The traditional understandings are mentioned in the video and are garnered from a couple of verses in the bible (most taken out of context) and the not so well known gospel of Nicodemus. This scant information being embellished into the fantastic and mythical is a main point of those who wont have it. Yet it is such a silent hole in the Easter story that its silence calls to many to work out what is happening. Honestly I hear it calling out to me and its really hard not to think about this everyday now.

The only real advancement beyond the dogma and confessional beliefs of the churches comes from Hans Urs von Balthasar. For Balthasar the silence of Holy Saturday calls out to him to such an extent that he makes it the center of his Christology. Solidarity is the big word for Balthasar, Christ's Solidarity with the living when he is alive and Christ's solidarity with the dead when he is dead. That's where I end the first part, Christ dead in Hell. Which is incredibly confronting and sad, it is hard to think of Jesus the Son of God dead for any moment of time. Yet the solidarity that Balthasar talks of seems true in the way he explains it. It is in the living out of humanity in its fullness and perfection that Jesus is in solidarity with us. This is also true in the death of Jesus as we die and wherever we go after death Jesus goes to the dead.

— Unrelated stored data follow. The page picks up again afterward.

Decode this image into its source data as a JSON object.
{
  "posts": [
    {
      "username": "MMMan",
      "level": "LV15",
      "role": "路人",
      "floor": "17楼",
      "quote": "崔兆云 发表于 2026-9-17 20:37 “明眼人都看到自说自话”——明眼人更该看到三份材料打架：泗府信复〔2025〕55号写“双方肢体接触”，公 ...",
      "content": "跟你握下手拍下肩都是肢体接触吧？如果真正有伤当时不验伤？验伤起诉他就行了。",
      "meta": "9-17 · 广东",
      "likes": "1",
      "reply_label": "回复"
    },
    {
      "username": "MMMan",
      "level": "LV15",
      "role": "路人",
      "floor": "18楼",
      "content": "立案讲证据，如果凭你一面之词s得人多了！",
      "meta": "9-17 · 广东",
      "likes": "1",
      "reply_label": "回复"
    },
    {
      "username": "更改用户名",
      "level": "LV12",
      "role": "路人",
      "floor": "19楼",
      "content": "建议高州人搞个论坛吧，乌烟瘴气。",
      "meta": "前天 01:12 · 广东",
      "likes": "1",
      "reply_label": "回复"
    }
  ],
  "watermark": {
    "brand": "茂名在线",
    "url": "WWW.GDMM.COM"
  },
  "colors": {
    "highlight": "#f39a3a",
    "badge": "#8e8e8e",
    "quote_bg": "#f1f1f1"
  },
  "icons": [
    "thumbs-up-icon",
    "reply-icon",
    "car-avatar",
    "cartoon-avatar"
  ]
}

What arises out of this solidarity with the dead is much the same as his solidarity with the living. It is the same solidarity just in a different point in the Human Trajectory (Birth, Life, Death, Going to the Dead). There is nothing extra added to salvation by Christ going to the place of the dead it is a part of his whole redemption of humanity. No extra salvation is possible because on the Cross "It is finished".

Despite this others have taken Balthasar's solidarity of the dead Christ with the dead to be a salvation for those in the place of the dead with Christ. A salvation that takes up Hell into Heaven so all is redeemed, this is called Universalism and its got it wrong. The unfortunate thing about such a false hope is that they haven't seen the consistency of the exclusive/inclusive offer of salvation. Not all of those who live are saved by Christ's solidarity with the living only those who decide to admit, submit and follow Christ. It is not Christ's solidarity with those dead with him, it is Christ's solidarity with those who are DEAD IN CHRIST. There is time to make our decision while alive after live there is no second chance. The unfortunate result of this is that those we knew who have passed away without deciding for Jesus is that they are lost.

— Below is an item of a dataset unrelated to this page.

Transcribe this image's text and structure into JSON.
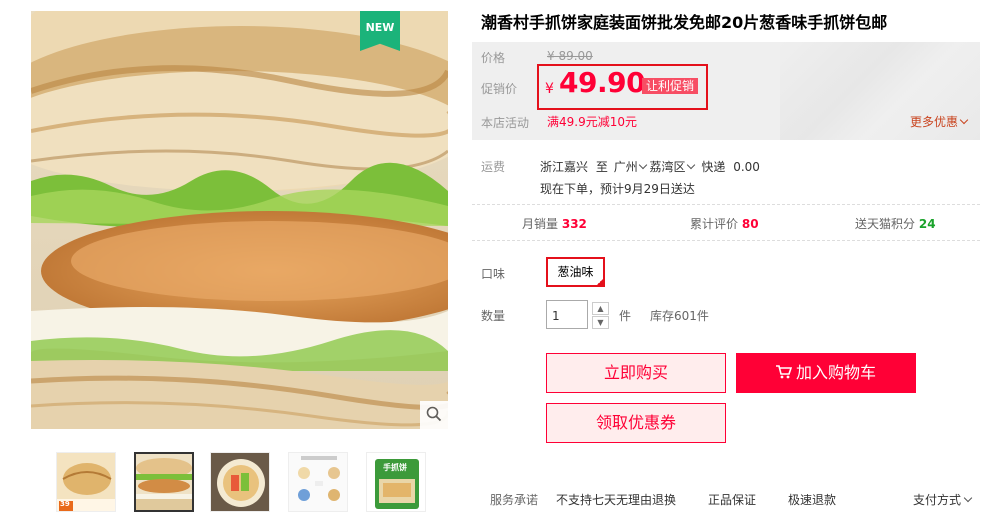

When you strip away the veil of myth and fantastic there is actually more to Holy Saturday than an action movie. We have God in the form of Jesus dead in the place of the dead, in our place. Redeeming us from the righteous punishment that we deserve. He is silent and passive just like the rest of the dead, yet his preaching is his witness that here in the depths of dispair God has come to put everything right again.